US President George W. Bush affirmed his support on Friday for the World Bank president who is trapped in a scandal about personally dictating the terms of a promotion and pay raise for his lover.
"The president has full confidence in Paul Wolfowitz," White House spokeswoman Dana Perino told reporters at the daily briefing.
Wolfowitz has "apologized for the matter," Perino said. "We expect him to remain as World Bank president."
The scandal centers on Wolfowitz's lover, Shaha Riza, a World Bank staffer.
Recently released documents revealed that on Wolfowitz's personal direction, Riza was given raises that took her annual pay package to nearly US$200,000 when she was reassigned from the World Bank to the US State Department in 2005.

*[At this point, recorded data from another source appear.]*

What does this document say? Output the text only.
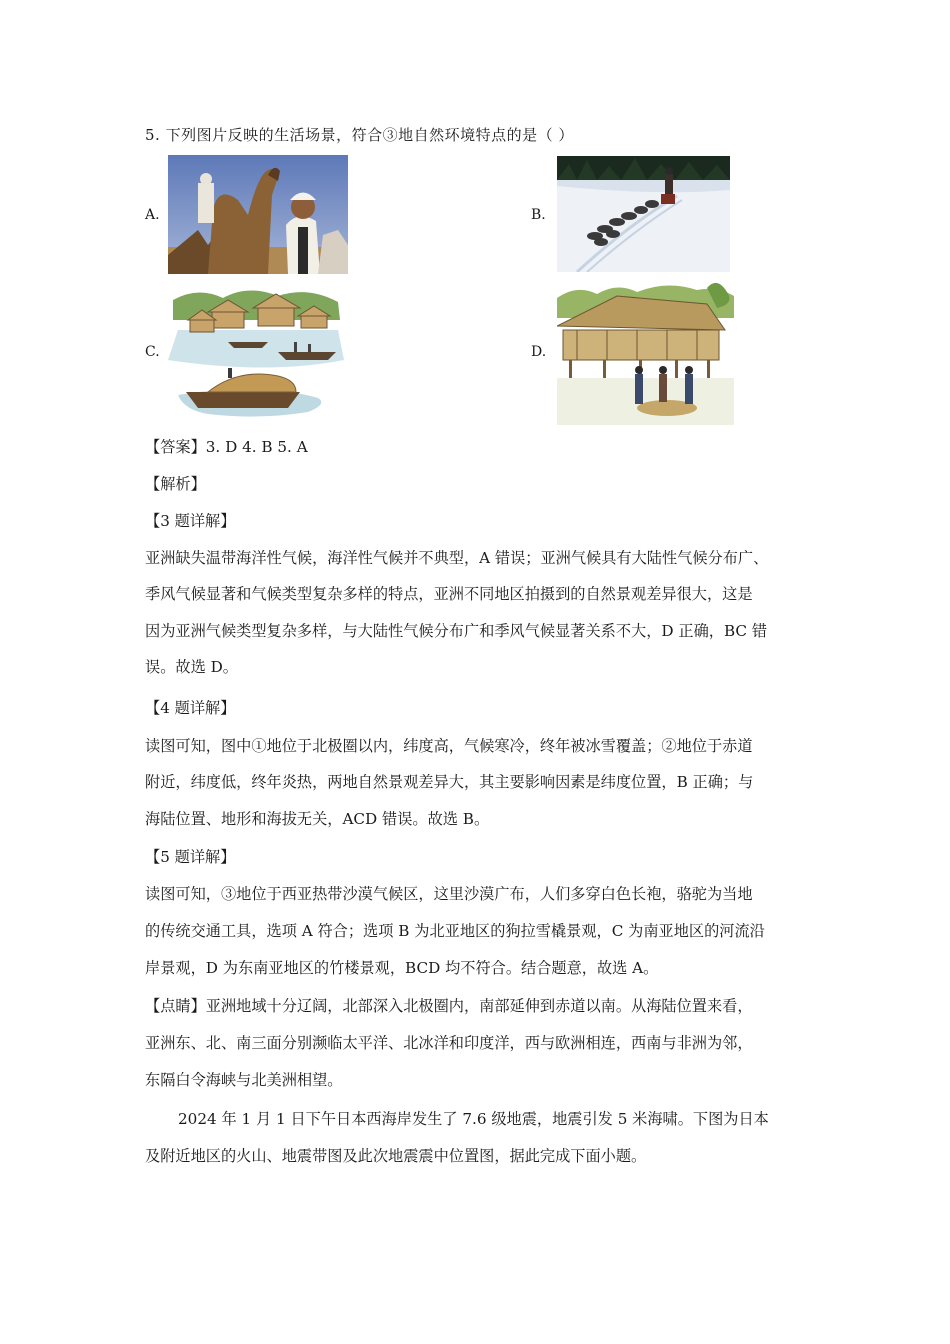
5. 下列图片反映的生活场景，符合③地自然环境特点的是（ ）
A.	B.
C.	D.
【答案】3. D 4. B 5. A
【解析】
【3 题详解】
亚洲缺失温带海洋性气候，海洋性气候并不典型，A 错误；亚洲气候具有大陆性气候分布广、
季风气候显著和气候类型复杂多样的特点，亚洲不同地区拍摄到的自然景观差异很大，这是
因为亚洲气候类型复杂多样，与大陆性气候分布广和季风气候显著关系不大，D 正确，BC 错
误。故选 D。
【4 题详解】
读图可知，图中①地位于北极圈以内，纬度高，气候寒冷，终年被冰雪覆盖；②地位于赤道
附近，纬度低，终年炎热，两地自然景观差异大，其主要影响因素是纬度位置，B 正确；与
海陆位置、地形和海拔无关，ACD 错误。故选 B。
【5 题详解】
读图可知，③地位于西亚热带沙漠气候区，这里沙漠广布，人们多穿白色长袍，骆驼为当地
的传统交通工具，选项 A 符合；选项 B 为北亚地区的狗拉雪橇景观，C 为南亚地区的河流沿
岸景观，D 为东南亚地区的竹楼景观，BCD 均不符合。结合题意，故选 A。
【点睛】亚洲地域十分辽阔，北部深入北极圈内，南部延伸到赤道以南。从海陆位置来看，
亚洲东、北、南三面分别濒临太平洋、北冰洋和印度洋，西与欧洲相连，西南与非洲为邻，
东隔白令海峡与北美洲相望。
2024 年 1 月 1 日下午日本西海岸发生了 7.6 级地震，地震引发 5 米海啸。下图为日本
及附近地区的火山、地震带图及此次地震震中位置图，据此完成下面小题。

Her pay increase was more than double the amount allowed by staff rules, according to the World Bank's Staff Association.
At present, Riza is still on the bank's payroll even if she no longer works there.
On Thursday, calls for Wolfowitz's resignation resounded through the World Bank's atrium when he addressed employee representatives.
Wolfowitz apologized, and said he would accept whatever "remedies" are proposed by the board of the bank.
The probe of Riza's promotion is overshadowing the semi-annual meetings of the World Bank and its sister institution, the International Monetary Fund.
Wolfowitz, 63, was an aide to then US Defense Secretary Donald Rumsfeld in the run-up to the Iraq war.
He was named by Bush to the World Bank post in 2005.
Some analysts predicted that eventually the bank's board will ask him to resign since his credibility has been deeply undermined.
The World Bank's president is nominated by the White House for a five-year term and must be a US citizen.